According to a study on antimicrobial resistance and infection control, the shark skin microtexture, when applied to high-touch surfaces, reduces surface contamination by as much as 94-97 per cent. Leading producer of release papers Sappi North America has partnered with Sharklet Technologies to develop a new technology to impart the Sharklet microtexture onto its release paper. Manufacturers using Sappi's new release paper Neoterix ST can now transfer the Sharklet micropattern and its microbial resistance properties onto new product surfaces. By the way, Speedo's super-fast LZR Racer swimsuit was shark-skin inspired. It gave swimmers like Michael Phelps such an edge that in 2009 it was banned from international swimming competitions.
Companies in search of innovations
The organisers of the European Congress in Ghent encouraged companies and research institutes to participate in 'partner meetings'. This was not an Europeans-only encounter programme since companies like Welspun (India), Sappi (US) and a series of South Korean companies presented themselves as being in search of innovative technologies in the field of healthcare textiles.

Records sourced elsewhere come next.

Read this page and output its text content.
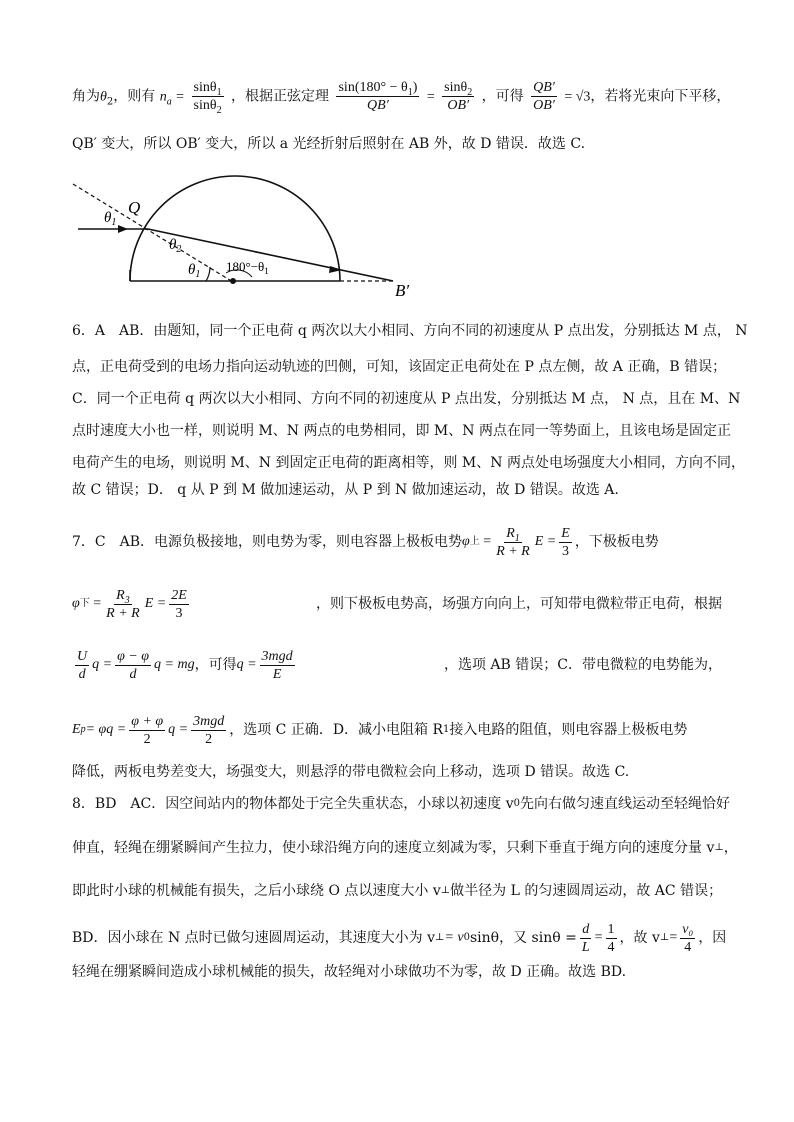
角为$\theta_2$，则有 $n_a = \frac{\sin\theta_1}{\sin\theta_2}$ ，根据正弦定理 $\frac{\sin(180^\circ - \theta_1)}{QB'} = \frac{\sin\theta_2}{OB'}$ ，可得 $\frac{QB'}{OB'} = √3$，若将光束向下平移，
QB′ 变大，所以 OB′ 变大，所以 a 光经折射后照射在 AB 外，故 D 错误．故选 C.
Q
$\theta_1$
$\theta_2$
$\theta_1$
$180^\circ-\theta_1$
B′
6．A　AB．由题知，同一个正电荷 q 两次以大小相同、方向不同的初速度从 P 点出发，分别抵达 M 点， N
点，正电荷受到的电场力指向运动轨迹的凹侧，可知，该固定正电荷处在 P 点左侧，故 A 正确，B 错误；
C．同一个正电荷 q 两次以大小相同、方向不同的初速度从 P 点出发，分别抵达 M 点， N 点，且在 M、N
点时速度大小也一样，则说明 M、N 两点的电势相同，即 M、N 两点在同一等势面上，且该电场是固定正
电荷产生的电场，则说明 M、N 到固定正电荷的距离相等，则 M、N 两点处电场强度大小相同，方向不同，
故 C 错误；D． q 从 P 到 M 做加速运动，从 P 到 N 做加速运动，故 D 错误。故选 A.
7．C　AB．电源负极接地，则电势为零，则电容器上极板电势 φ 上 = $\frac{R_1}{R + R}$ $E = \frac{E}{3}$ ，下极板电势
φ 下 = $\frac{R_3}{R + R}$ $E = \frac{2E}{3}$	，则下极板电势高，场强方向向上，可知带电微粒带正电荷，根据
$\frac{U}{d}$ $q = \frac{\varphi - \varphi}{d}$ q = mg ，可得 $q = \frac{\text{3mgd}}{E}$	，选项 AB 错误；C．带电微粒的电势能为，
E $p = \varphi q = \frac{\varphi + \varphi}{2}$ $q = \frac{\text{3mgd}}{2}$ ，选项 C 正确．D．减小电阻箱 R 1 接入电路的阻值，则电容器上极板电势
降低，两板电势差变大，场强变大，则悬浮的带电微粒会向上移动，选项 D 错误。故选 C.
8．BD　AC．因空间站内的物体都处于完全失重状态，小球以初速度 v 0 先向右做匀速直线运动至轻绳恰好
伸直，轻绳在绷紧瞬间产生拉力，使小球沿绳方向的速度立刻减为零，只剩下垂直于绳方向的速度分量 v ⊥ ，
即此时小球的机械能有损失，之后小球绕 O 点以速度大小 v ⊥ 做半径为 L 的匀速圆周运动，故 AC 错误；
BD．因小球在 N 点时已做匀速圆周运动，其速度大小为 v ⊥ = v 0 sinθ，又 $\sin\theta = \frac{d}{L} = \frac{1}{4}$ ，故 v ⊥ = $\frac{\text{v₀}}{4}$ ，因
轻绳在绷紧瞬间造成小球机械能的损失，故轻绳对小球做功不为零，故 D 正确。故选 BD.
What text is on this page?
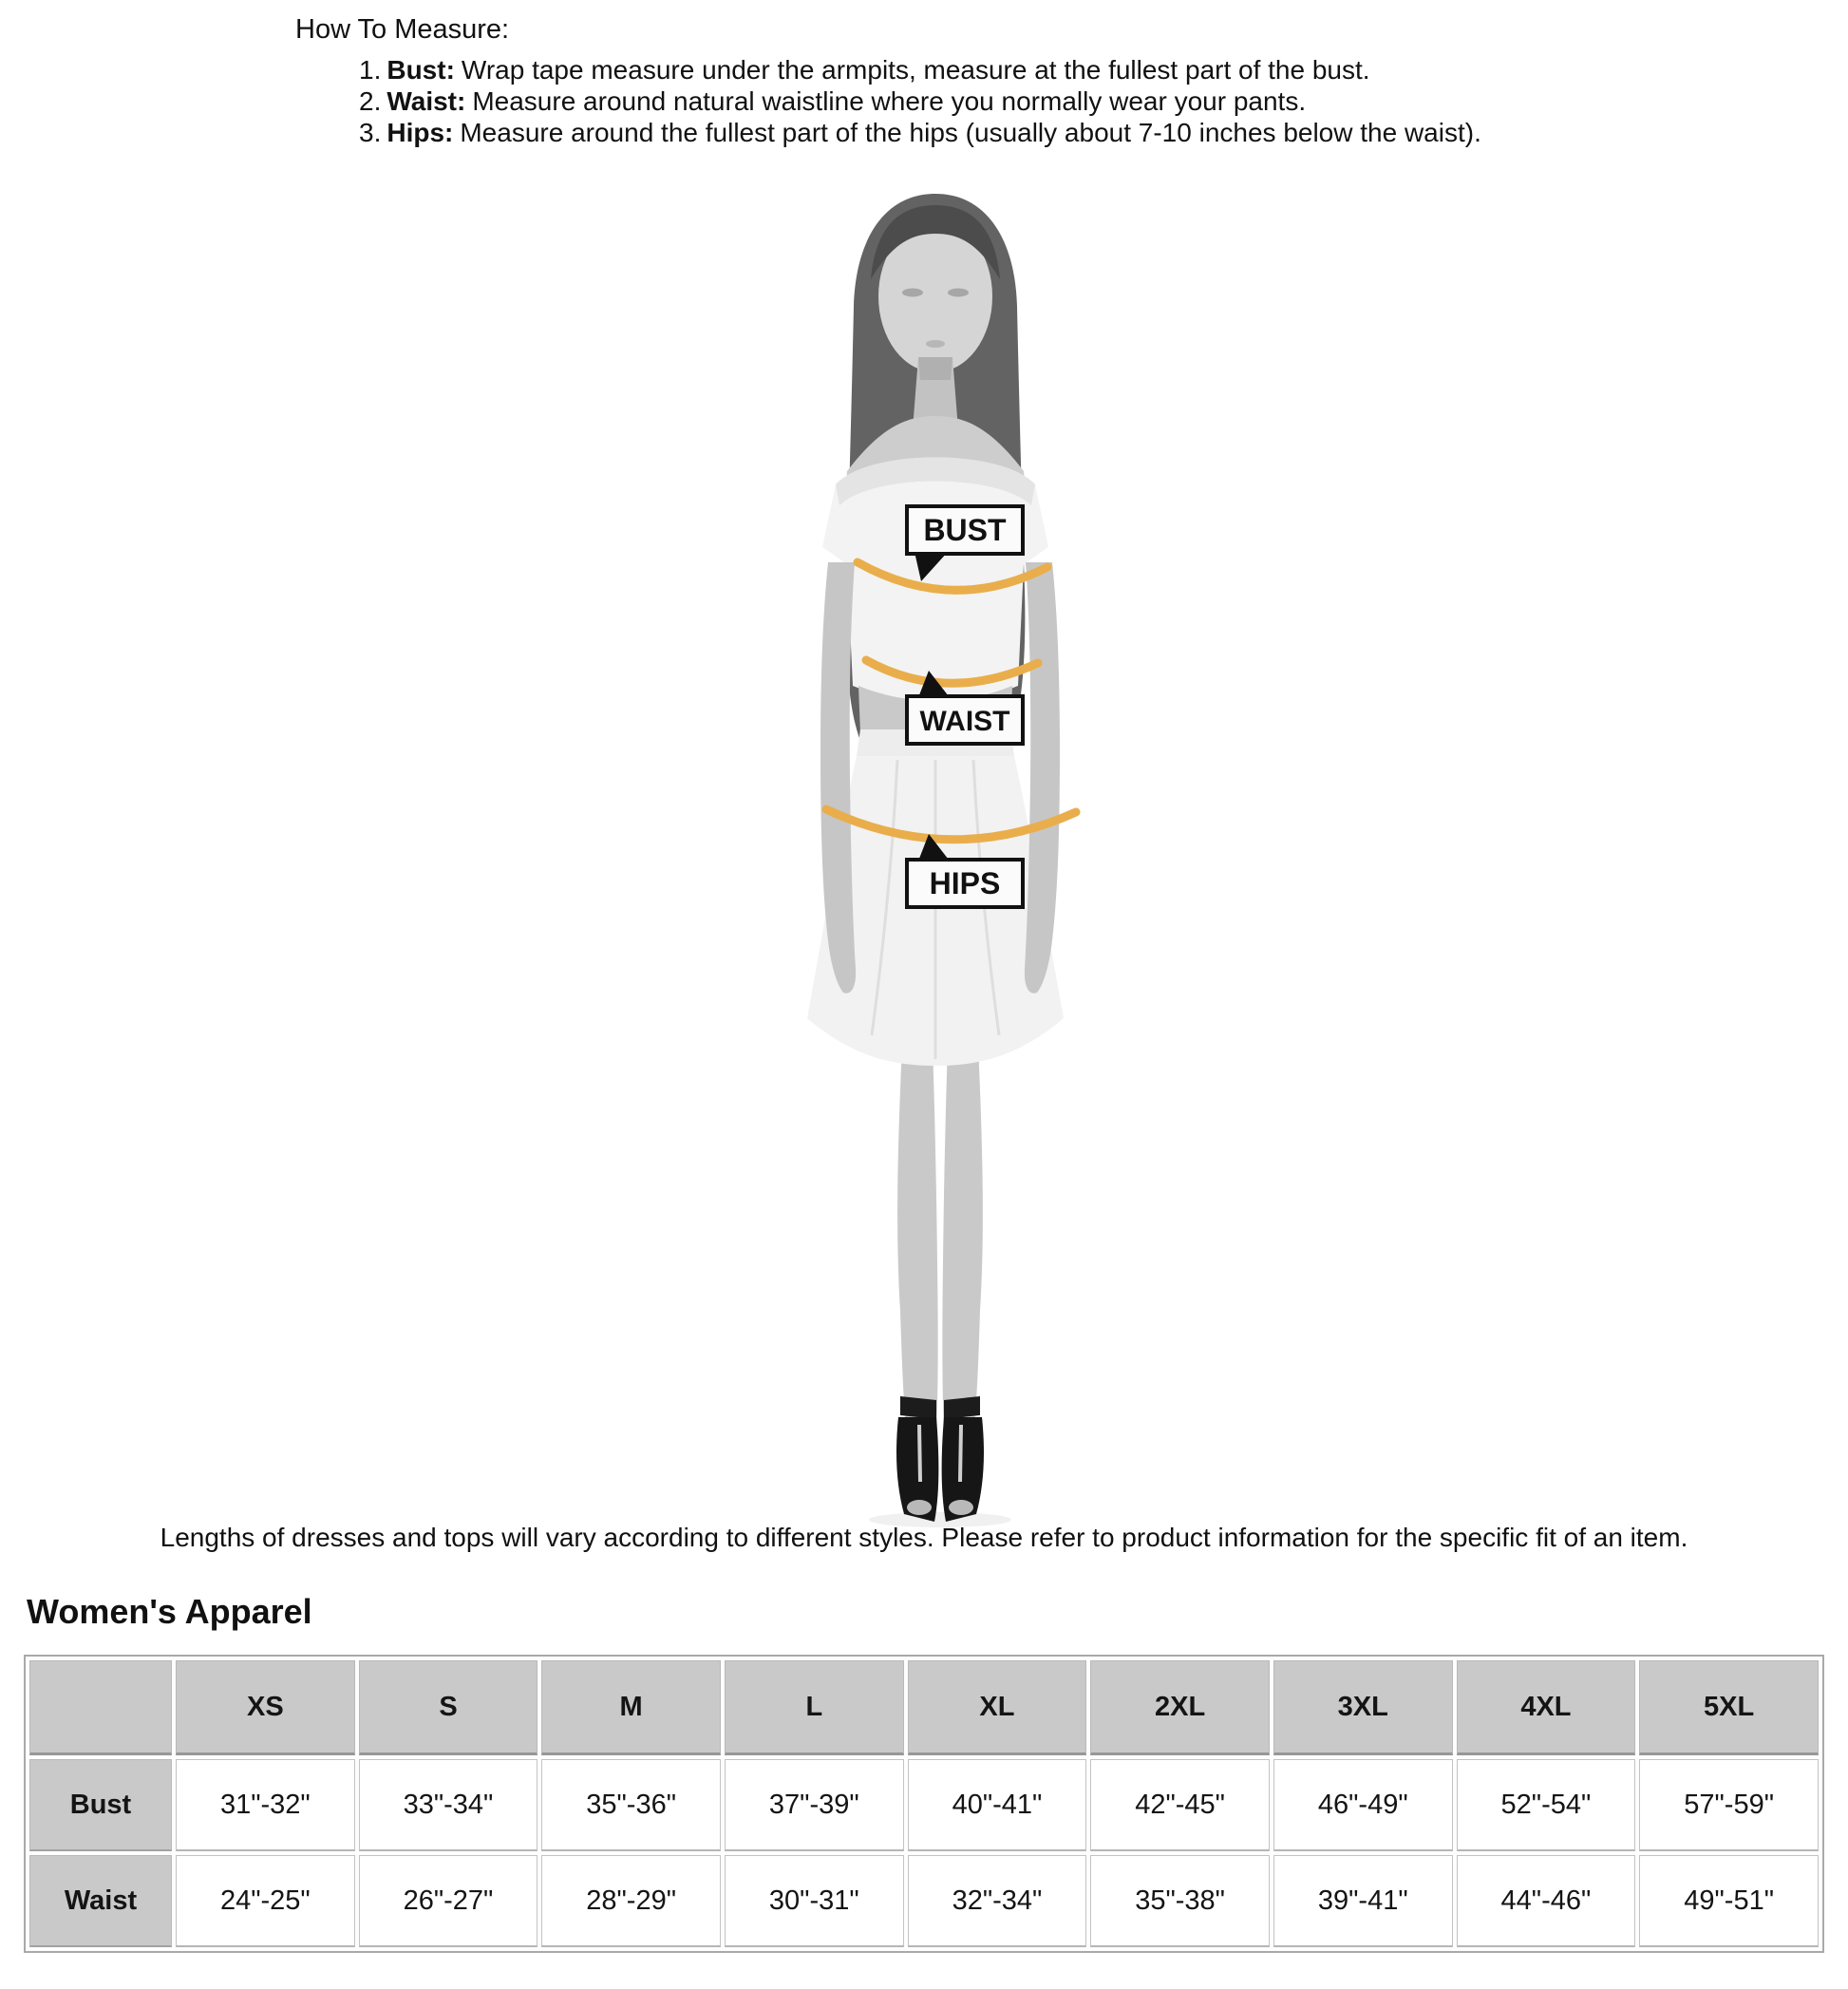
How To Measure:
1. Bust: Wrap tape measure under the armpits, measure at the fullest part of the bust.
2. Waist: Measure around natural waistline where you normally wear your pants.
3. Hips: Measure around the fullest part of the hips (usually about 7-10 inches below the waist).
BUST
WAIST
HIPS
Lengths of dresses and tops will vary according to different styles. Please refer to product information for the specific fit of an item.
Women's Apparel
	XS	S	M	L	XL	2XL	3XL	4XL	5XL
Bust	31"-32"	33"-34"	35"-36"	37"-39"	40"-41"	42"-45"	46"-49"	52"-54"	57"-59"
Waist	24"-25"	26"-27"	28"-29"	30"-31"	32"-34"	35"-38"	39"-41"	44"-46"	49"-51"
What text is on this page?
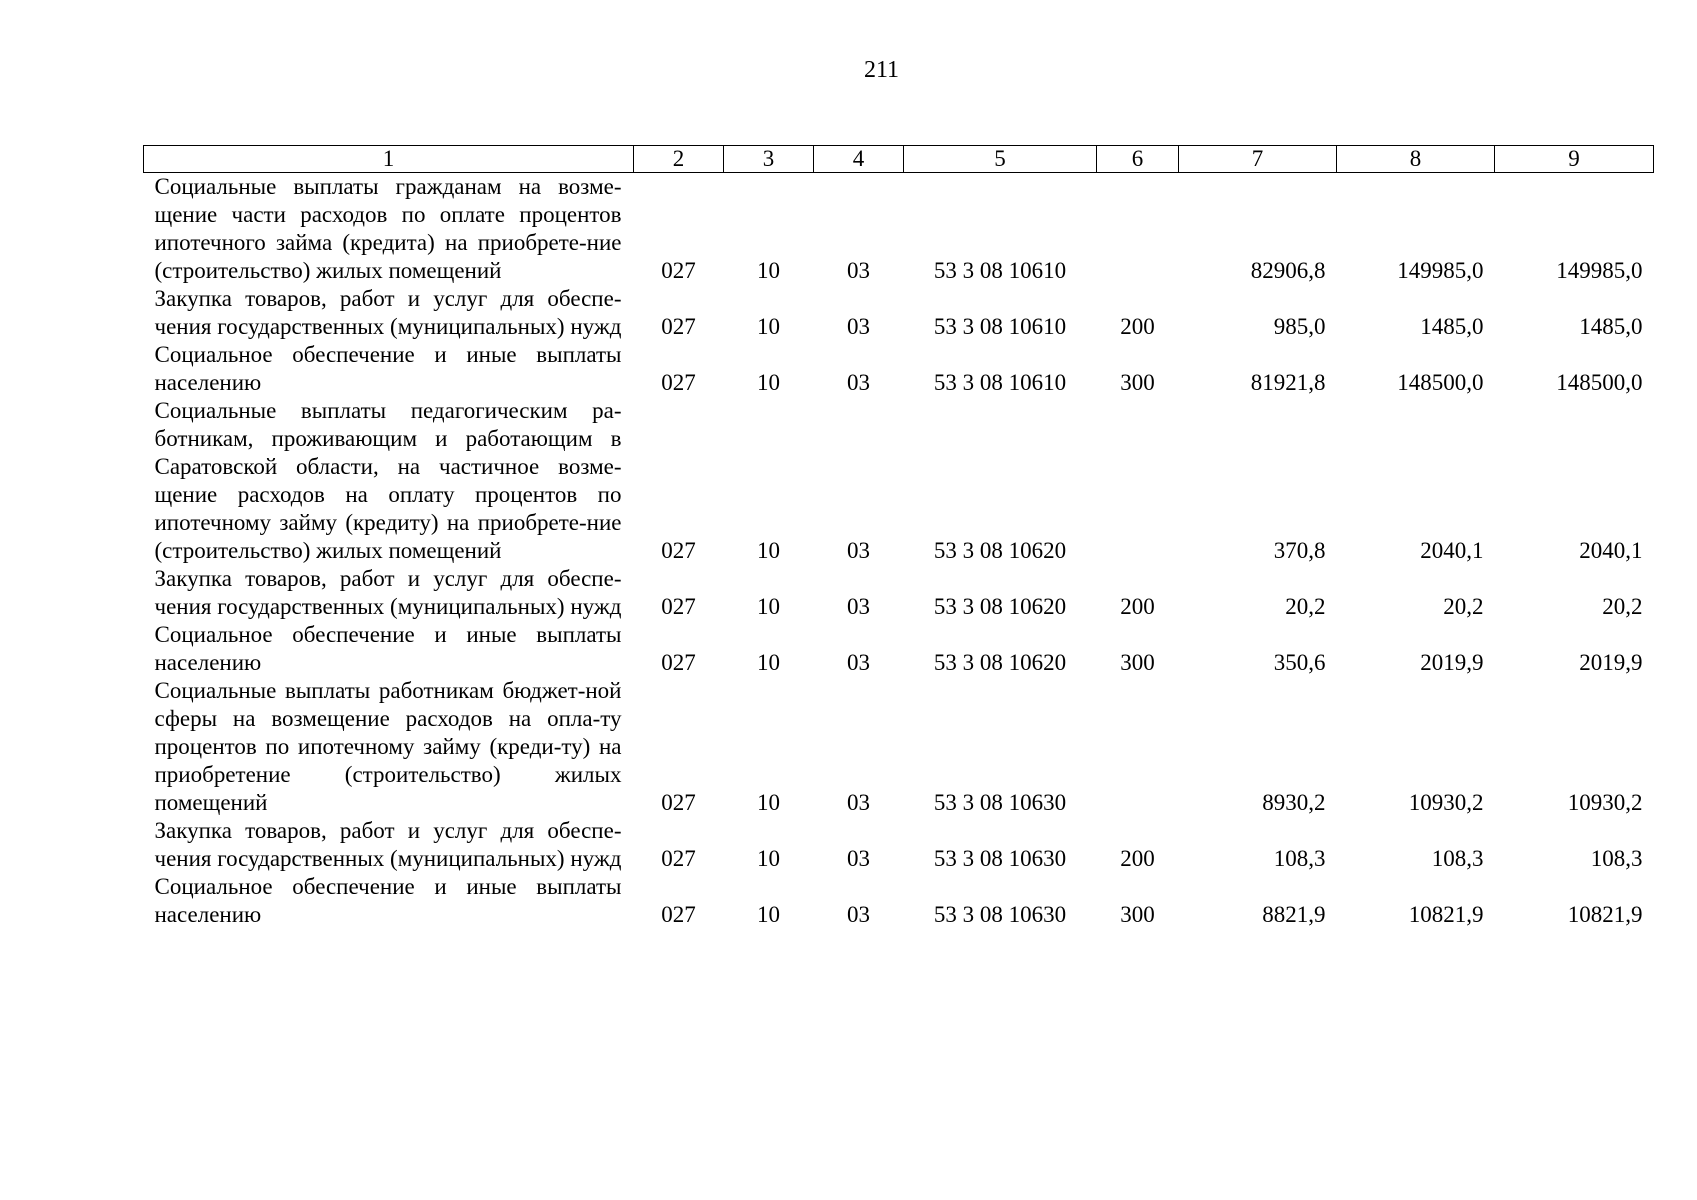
211
1	2	3	4	5	6	7	8	9
Социальные выплаты гражданам на возме-щение части расходов по оплате процентов ипотечного займа (кредита) на приобрете-ние (строительство) жилых помещений	027	10	03	53 3 08 10610		82906,8	149985,0	149985,0
Закупка товаров, работ и услуг для обеспе-чения государственных (муниципальных) нужд	027	10	03	53 3 08 10610	200	985,0	1485,0	1485,0
Социальное обеспечение и иные выплаты населению	027	10	03	53 3 08 10610	300	81921,8	148500,0	148500,0
Социальные выплаты педагогическим ра-ботникам, проживающим и работающим в Саратовской области, на частичное возме-щение расходов на оплату процентов по ипотечному займу (кредиту) на приобрете-ние (строительство) жилых помещений	027	10	03	53 3 08 10620		370,8	2040,1	2040,1
Закупка товаров, работ и услуг для обеспе-чения государственных (муниципальных) нужд	027	10	03	53 3 08 10620	200	20,2	20,2	20,2
Социальное обеспечение и иные выплаты населению	027	10	03	53 3 08 10620	300	350,6	2019,9	2019,9
Социальные выплаты работникам бюджет-ной сферы на возмещение расходов на опла-ту процентов по ипотечному займу (креди-ту) на приобретение (строительство) жилых помещений	027	10	03	53 3 08 10630		8930,2	10930,2	10930,2
Закупка товаров, работ и услуг для обеспе-чения государственных (муниципальных) нужд	027	10	03	53 3 08 10630	200	108,3	108,3	108,3
Социальное обеспечение и иные выплаты населению	027	10	03	53 3 08 10630	300	8821,9	10821,9	10821,9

Welspun India Ltd presented itself as one of India's fastest growing business houses, with a turnover of nearly $3.5 billion and with over 24,000 skilled workers. Welspun also boasted being the largest company in the terry towel business globally. Dayal Mehta, manager (innovation and marketing) of Welspun, mentioned on the profile page for the partnering meetings that Welspun was looking for possible partners in the fields of bedding/sleeping, wound care, hygiene and auxiliaries.
But, what were the 11 participating South Korean companies looking for? An example. Good Uniform, from Korea's largest textile city Daegu, presented itself as a producer of highclass functional textiles at reasonable prices destined to create uniforms such as nurses' wear, doctors' gowns, surgery uniforms and patients' gowns. The company boasted that its online shopping mall was growing at a high speed. It said it was looking for an innovative technology for manufacturing medical uniforms.
The Koreans hoped to find partner who was able to develop uniforms on which the propagation of bacteria would be impossible, even after washing the uniform 50 times at 75-100 oC. Probably, several European companies that were present at the Ghent Conference were able to respond to the requirements of Good Uniform. Take for example Vetex, a Belgium-based specialist of performant textile and tapes, who said that its surgical gowns, drapes and covers were 10 times stronger than the required standard, that its materials for multiple use were protecting doctors, nurses and patients 100 per cent against contamination and infection, and that its materials were composed of membranes that exceeded the waterproof six times.